Français et renoncement aux soins dentaires

    Les français et le renoncement aux soins dentaires

    De nombreuses mesures ont été prises et cependant, selon une enquête de la CPAM (Assurance maladie), plus de 25% des français assurés sociaux ont renoncé aux soins dentaires en 20016 en France. L’enquête a été dirigée par l’Odenore et commanditée par la Caisse primaire d’assurance maladie. 29 000 Français qui se sont rendu dans leur CPAM ont été sondées. 26,5% de ses Français ont expliqué avoir renoncé au moins une fois à se faire soigner chez le dentiste au cours de la dernière année. Les patients Français interrogés disent que la raison principale de ce renoncement à 59% est le reste à charge trop élevé sur les soins dentaires et à 32% l’avance de frais impossible à faire. Les délais de rendez-vous trop longs chez les dentistes ou le manque de disponibilité des médecins ne sont responsables que dans respectivement 12% et 11% des cas. Près de 80% des Français qui ne se soignent pas sont cependant couverts par une complémentaire santé, dont 20% par la CMU-C.

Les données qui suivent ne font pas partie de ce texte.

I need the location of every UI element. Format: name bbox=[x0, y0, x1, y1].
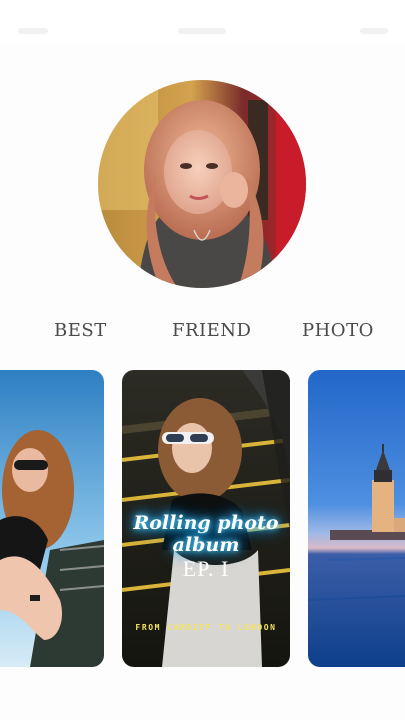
album-card-left[interactable] bbox=[0, 370, 104, 667]
heading-word-friend: FRIEND bbox=[172, 320, 252, 341]
album-subtitle: FROM CARDIFF TO LONDON bbox=[135, 623, 277, 632]
status-placeholder bbox=[178, 28, 226, 34]
album-episode: EP. I bbox=[182, 556, 230, 581]
album-card-featured[interactable]: Rolling photo album EP. I FROM CARDIFF T… bbox=[122, 370, 290, 667]
status-placeholder bbox=[360, 28, 388, 34]
status-placeholder bbox=[18, 28, 48, 34]
album-title: Rolling photo album bbox=[133, 512, 279, 556]
heading-word-best: BEST bbox=[54, 320, 107, 341]
status-bar bbox=[0, 0, 405, 44]
album-card-right[interactable] bbox=[308, 370, 405, 667]
heading-word-photo: PHOTO bbox=[302, 320, 374, 341]
profile-photo[interactable] bbox=[98, 80, 306, 288]
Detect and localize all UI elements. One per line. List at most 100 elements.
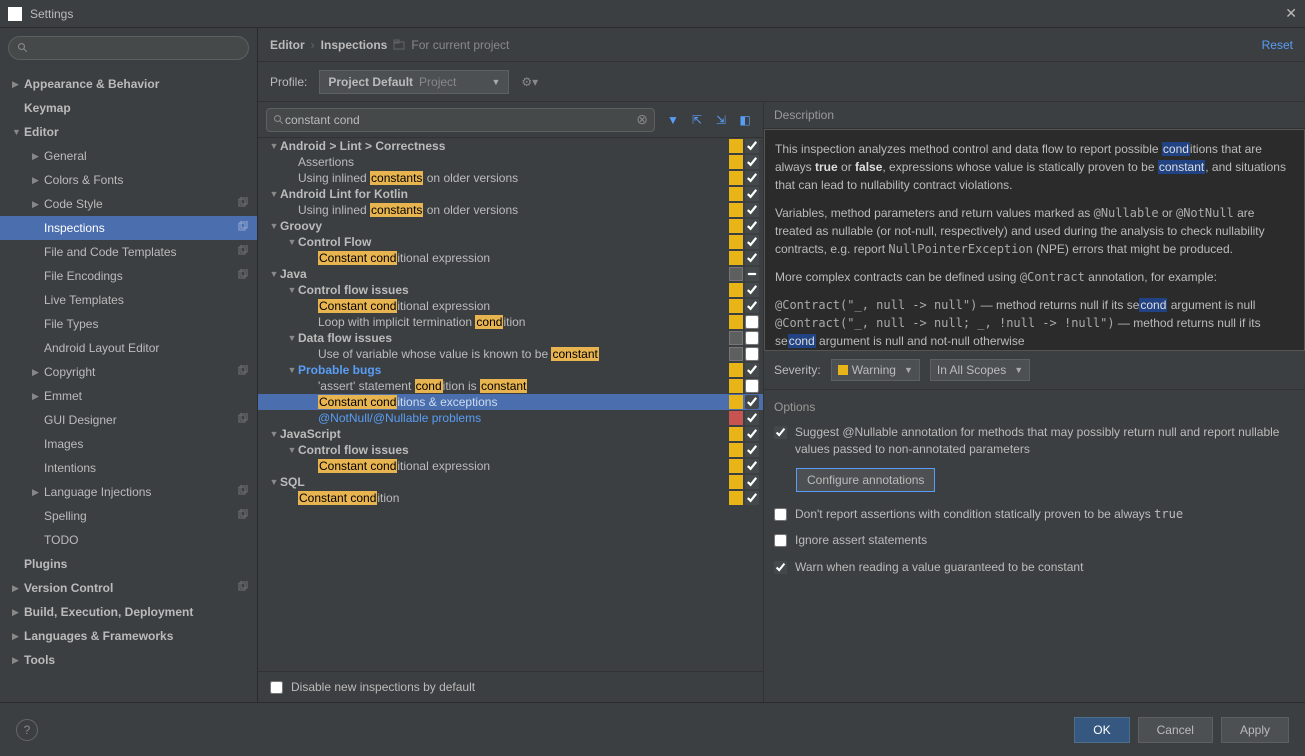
ok-button[interactable]: OK xyxy=(1074,717,1129,743)
inspection-checkbox[interactable] xyxy=(745,187,759,201)
inspection-checkbox[interactable] xyxy=(745,427,759,441)
inspection-checkbox[interactable] xyxy=(745,347,759,361)
opt-dont-report-assertions[interactable] xyxy=(774,508,787,521)
configure-annotations-button[interactable]: Configure annotations xyxy=(796,468,935,492)
sidebar-item-file-types[interactable]: File Types xyxy=(0,312,257,336)
severity-dropdown[interactable]: Warning ▼ xyxy=(831,359,920,381)
sidebar-item-images[interactable]: Images xyxy=(0,432,257,456)
sidebar-item-appearance-behavior[interactable]: ▶Appearance & Behavior xyxy=(0,72,257,96)
inspection-row[interactable]: Constant conditions & exceptions xyxy=(258,394,763,410)
inspection-row[interactable]: Constant conditional expression xyxy=(258,298,763,314)
inspection-row[interactable]: ▼Probable bugs xyxy=(258,362,763,378)
collapse-icon[interactable]: ⇲ xyxy=(711,110,731,130)
inspection-checkbox[interactable] xyxy=(745,491,759,505)
severity-indicator xyxy=(729,203,743,217)
filter-icon[interactable]: ▼ xyxy=(663,110,683,130)
inspection-row[interactable]: 'assert' statement condition is constant xyxy=(258,378,763,394)
inspection-checkbox[interactable] xyxy=(745,155,759,169)
inspection-row[interactable]: Loop with implicit termination condition xyxy=(258,314,763,330)
inspection-checkbox[interactable] xyxy=(745,363,759,377)
sidebar-item-version-control[interactable]: ▶Version Control xyxy=(0,576,257,600)
inspection-row[interactable]: ▼Android > Lint > Correctness xyxy=(258,138,763,154)
gear-icon[interactable]: ⚙▾ xyxy=(521,75,538,89)
sidebar-item-general[interactable]: ▶General xyxy=(0,144,257,168)
inspection-row[interactable]: ▼JavaScript xyxy=(258,426,763,442)
sidebar-item-editor[interactable]: ▼Editor xyxy=(0,120,257,144)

    Quels soins dentaires font l’objet d’un renoncement

    Les soins auxquels les patients renoncent le plus fréquemment sont les prothèses dentaires (couronnes dentaires et bridges) pour 39% des Français interrogés, puis les soins dentaires conservateurs pourtant soumis à des tarifs régulés pour 34% des sondés, viennent ensuite les consultations de spécialistes, l’ophtalmologie et les lunettes. Une dernière réforme est au cœur des débats en cette année 2017: il s’agit du règlement arbitral organisant les rapports entre les chirurgiens-dentistes libéraux et l’Assurance Maladie, proposé par Bertrand Fragonard et validé par Marisol Touraine, alors ministre de la santé, le 9 mars 2017. Cet arbitrage avait été mis en place le 7 février 2017 suite à l’échec des négociations entre le ministère de la Santé, l’Assurance Maladie et les syndicats dentaires (les deux principaux sont la FSDL, Fédération des Syndicats Dentaires Libéraux, et la CNSD).

    Soins dentaires trop cher en France et renoncement, comment faire ?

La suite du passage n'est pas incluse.